P05.35. What are participants in clinical trials told about placebos? A content analysis of participant information leaflets

To identify what participants in major RCTs in the UK are told about placebos and their effects.

The major registry of current clinical trials in the UK (UKCRN) was searched to identify trials conducted in clinical populations using placebo controls. Emails were sent to 182 contact personnel requesting they send their participant information leaflets (PILs) for inclusion in the study. Forty-nine PILs were received; 45 were included in the analysis (4 were ineligible). Qualitative and quantitative techniques of content analysis were used to identify characteristics of the trials, how the placebo and target treatment were explained, the presence or absence of information about possible effects of the target and placebo treatments, and options concerning un-blinding and possible treatments after the trial.

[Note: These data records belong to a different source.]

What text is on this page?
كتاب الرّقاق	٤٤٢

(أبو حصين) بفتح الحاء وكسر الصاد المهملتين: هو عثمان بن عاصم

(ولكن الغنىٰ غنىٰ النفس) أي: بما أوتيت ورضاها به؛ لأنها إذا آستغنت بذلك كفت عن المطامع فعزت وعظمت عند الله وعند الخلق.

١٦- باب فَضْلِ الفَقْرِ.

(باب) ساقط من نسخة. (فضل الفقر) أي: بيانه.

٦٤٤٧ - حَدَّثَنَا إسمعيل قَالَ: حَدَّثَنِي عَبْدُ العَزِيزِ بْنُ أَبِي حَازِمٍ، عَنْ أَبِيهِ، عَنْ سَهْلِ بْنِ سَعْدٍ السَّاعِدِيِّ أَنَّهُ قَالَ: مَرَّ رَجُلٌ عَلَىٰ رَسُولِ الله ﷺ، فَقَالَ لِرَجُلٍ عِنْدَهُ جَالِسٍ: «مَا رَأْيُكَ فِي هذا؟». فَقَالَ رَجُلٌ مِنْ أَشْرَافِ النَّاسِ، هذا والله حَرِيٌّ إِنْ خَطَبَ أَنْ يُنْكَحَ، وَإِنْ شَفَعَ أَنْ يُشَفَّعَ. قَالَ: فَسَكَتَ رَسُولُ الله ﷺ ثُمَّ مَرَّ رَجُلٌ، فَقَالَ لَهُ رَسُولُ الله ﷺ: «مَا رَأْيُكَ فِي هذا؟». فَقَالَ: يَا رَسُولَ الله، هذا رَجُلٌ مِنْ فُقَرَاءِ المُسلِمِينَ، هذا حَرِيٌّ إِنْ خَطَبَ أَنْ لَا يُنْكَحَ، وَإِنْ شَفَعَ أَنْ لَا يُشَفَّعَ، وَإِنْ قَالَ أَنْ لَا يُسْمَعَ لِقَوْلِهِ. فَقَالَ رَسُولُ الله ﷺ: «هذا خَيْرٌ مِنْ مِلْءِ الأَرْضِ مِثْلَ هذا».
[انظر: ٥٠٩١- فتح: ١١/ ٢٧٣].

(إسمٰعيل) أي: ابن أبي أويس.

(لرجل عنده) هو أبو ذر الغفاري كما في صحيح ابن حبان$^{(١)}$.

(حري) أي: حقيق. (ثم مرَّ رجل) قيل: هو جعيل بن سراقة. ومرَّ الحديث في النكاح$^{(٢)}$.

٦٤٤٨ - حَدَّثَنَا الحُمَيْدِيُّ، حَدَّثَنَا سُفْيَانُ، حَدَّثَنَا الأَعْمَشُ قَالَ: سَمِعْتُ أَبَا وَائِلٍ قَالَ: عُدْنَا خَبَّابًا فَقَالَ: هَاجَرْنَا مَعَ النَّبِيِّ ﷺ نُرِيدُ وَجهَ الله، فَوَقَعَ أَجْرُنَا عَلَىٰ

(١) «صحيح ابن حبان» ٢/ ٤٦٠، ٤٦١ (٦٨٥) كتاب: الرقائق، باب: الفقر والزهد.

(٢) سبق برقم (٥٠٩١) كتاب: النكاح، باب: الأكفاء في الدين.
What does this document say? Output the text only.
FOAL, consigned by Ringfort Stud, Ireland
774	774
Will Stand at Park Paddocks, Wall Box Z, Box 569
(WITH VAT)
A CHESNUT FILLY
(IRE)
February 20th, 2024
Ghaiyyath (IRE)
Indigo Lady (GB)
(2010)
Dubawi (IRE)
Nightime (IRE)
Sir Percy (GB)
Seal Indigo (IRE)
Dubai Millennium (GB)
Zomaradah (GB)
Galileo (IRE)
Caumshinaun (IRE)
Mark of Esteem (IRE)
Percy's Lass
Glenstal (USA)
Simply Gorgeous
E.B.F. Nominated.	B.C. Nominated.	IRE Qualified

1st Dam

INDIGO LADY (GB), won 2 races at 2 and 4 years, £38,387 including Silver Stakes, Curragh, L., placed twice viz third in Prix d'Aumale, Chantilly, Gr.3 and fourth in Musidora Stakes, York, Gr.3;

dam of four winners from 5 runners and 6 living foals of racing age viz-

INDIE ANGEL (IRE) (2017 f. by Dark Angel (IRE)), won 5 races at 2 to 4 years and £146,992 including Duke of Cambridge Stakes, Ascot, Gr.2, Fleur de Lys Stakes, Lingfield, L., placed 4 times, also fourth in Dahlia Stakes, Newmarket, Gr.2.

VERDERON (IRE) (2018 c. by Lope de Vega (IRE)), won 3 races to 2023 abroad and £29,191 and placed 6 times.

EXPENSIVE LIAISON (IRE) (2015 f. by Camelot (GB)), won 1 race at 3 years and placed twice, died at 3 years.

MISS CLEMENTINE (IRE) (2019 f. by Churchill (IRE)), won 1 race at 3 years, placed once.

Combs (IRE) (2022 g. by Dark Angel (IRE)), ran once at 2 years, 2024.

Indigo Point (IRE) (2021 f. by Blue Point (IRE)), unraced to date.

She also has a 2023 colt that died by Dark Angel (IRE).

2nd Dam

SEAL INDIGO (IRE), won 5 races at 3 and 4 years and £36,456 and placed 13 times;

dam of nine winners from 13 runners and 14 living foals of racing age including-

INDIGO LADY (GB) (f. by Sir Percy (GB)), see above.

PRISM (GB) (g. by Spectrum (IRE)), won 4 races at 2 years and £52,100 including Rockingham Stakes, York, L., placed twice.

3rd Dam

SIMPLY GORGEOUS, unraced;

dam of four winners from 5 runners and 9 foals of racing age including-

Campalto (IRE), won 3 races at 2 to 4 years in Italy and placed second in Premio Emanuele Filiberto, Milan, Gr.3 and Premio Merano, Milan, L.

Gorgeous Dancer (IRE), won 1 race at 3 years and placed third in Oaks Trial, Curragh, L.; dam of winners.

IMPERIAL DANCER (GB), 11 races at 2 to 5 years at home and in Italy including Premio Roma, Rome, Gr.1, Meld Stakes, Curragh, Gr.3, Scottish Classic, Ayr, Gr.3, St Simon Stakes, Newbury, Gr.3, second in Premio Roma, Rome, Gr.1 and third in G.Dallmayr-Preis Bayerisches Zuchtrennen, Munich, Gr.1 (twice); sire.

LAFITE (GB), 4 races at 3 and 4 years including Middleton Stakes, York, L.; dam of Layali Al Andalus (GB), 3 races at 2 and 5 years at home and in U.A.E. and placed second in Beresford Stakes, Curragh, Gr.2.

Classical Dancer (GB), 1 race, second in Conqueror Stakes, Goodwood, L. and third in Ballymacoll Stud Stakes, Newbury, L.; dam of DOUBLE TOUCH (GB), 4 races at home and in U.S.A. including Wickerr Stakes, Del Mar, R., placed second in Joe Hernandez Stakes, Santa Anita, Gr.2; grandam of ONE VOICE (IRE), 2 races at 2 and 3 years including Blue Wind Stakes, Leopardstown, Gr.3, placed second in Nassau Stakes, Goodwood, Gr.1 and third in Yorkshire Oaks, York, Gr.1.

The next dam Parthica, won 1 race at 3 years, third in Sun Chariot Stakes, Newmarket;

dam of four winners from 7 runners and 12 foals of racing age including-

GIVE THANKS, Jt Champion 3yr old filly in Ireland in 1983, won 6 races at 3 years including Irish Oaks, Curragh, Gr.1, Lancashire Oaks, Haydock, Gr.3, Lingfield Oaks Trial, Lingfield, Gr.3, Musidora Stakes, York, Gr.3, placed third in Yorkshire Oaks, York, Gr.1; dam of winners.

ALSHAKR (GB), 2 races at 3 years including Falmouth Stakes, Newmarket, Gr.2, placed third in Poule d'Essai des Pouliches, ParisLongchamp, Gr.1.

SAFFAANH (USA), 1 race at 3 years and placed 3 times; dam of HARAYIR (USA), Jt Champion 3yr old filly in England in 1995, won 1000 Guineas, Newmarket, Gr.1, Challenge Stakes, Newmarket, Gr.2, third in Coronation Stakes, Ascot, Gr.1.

Placebos and target treatments were described quite differently. In almost every comparison, the target treatments were prioritized over the placebo, from the words in the title to the description of what would happen at the end of the trial. The placebo was described as a scientific tool that would allow efficacy of the target treatment to be determined; the target treatment was described as a treatment that might generate health effects. Placebo treatments were referred to less frequently than target treatments and were significantly less likely to be described as triggering either positive or adverse health effects (p<.01). A minority of PILs mentioned un-blinding or treatment options after the trial, and the focus of the latter was primarily on the possibility of continuing with the target treatment.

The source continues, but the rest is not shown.